Clinton tem o perfil necessário, do qual muitas vezes se gaba. Na verdade, o seu currículo assim o comprova. Como senadora, ela apoiou o banho de sangue no Iraque. Quando concorreu contra Obama em 2008, ela ameaçou “aniquilar totalmente” o Irão. Como secretária de Estado, foi conivente com a destruição de governos na Líbia e nas Honduras e pôs em marcha um processo de enfrentamento com a China. Ela também já se comprometeu a apoiar um No Fly Zone na Síria – uma provocação direta para desencadear uma guerra com a Rússia. Clinton pode, de facto, tornar-se o presidente mais perigoso dos Estados Unidos durante a minha vida – ainda que para obter tal galardão defronte concorrentes ferozes.
Sem qualquer sombra de evidência, ela acusou a Rússia de apoiar Trump e de hacking dos seus emails. Divulgados pelo WikiLeaks, esses emails mostram-nos que o que Clinton diz em privado, em discursos para os ricos e poderosos, é o oposto do que ela diz em público. É por isso que silenciar e ameaçar Julian Assange é tão importante. Como editor do WikiLeaks, Assange sabe a verdade. E posso assegurar àqueles que estão preocupados com Assange, que ele está bem, e que o WikiLeaks está a trabalhar a todo o gás.
Hoje, a maior concentração de tropas, lideradas pelos americanos, desde a Segunda Guerra Mundial está em curso – no Cáucaso e na Europa Oriental, na fronteira com a Rússia, na Ásia e no Pacífico, onde a China é o alvo. Tenha isso em mente quando o circo das eleições presidenciais chegar ao fim em 8 de novembro, Se o vencedor for Clinton, um coro grego de comentadores tolos vai comemorar a sua coroação como um grande passo em frente para as mulheres. Nenhum vai mencionar as vítimas de Clinton: as mulheres da Síria, as mulheres do Iraque, as mulheres da Líbia. Ninguém vai mencionar os exercícios de defesa civil que estão a ser realizados na Rússia. Ninguém se vai lembrar das “tochas da liberdade” de Edward Bernays.

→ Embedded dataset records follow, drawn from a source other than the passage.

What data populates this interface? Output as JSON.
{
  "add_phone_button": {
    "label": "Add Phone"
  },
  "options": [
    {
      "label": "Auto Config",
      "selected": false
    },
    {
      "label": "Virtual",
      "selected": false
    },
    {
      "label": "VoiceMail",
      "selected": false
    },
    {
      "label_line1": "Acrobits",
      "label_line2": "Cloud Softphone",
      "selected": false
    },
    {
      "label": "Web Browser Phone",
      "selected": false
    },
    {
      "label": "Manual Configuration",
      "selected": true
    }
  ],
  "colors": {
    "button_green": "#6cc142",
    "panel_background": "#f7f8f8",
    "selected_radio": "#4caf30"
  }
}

O porta-voz de imprensa de George Bush chamou uma vez aos media “facilitadores cúmplices”.
Vindo de um alto funcionário duma administração cujas mentiras, permitidas pelos media, causaram tanto sofrimento, essa afirmação é um aviso da história.
Em 1946, o promotor do Tribunal de Nuremberga disse dos media alemães: “Antes de cada grande agressão, eles iniciaram uma campanha de imprensa pensada para enfraquecer as suas vítimas e para preparar psicologicamente o povo alemão para o ataque. No sistema de propaganda, a imprensa diária e a rádio foram as armas mais importantes “.
John Pilger
Este texto é uma adaptação de um palestra apresentada no Festival das Palavras de Sheffield, Inglaterra.
Artigo em inglês :
Inside the Invisible Government: War, Propaganda, Clinton and Trump, 27 de outubro de 2016
Tradução : Júlio Manuel Dias Gomes (Economics teacher at Faculty of Economics at University of Coimbra, Portugal, now retired.)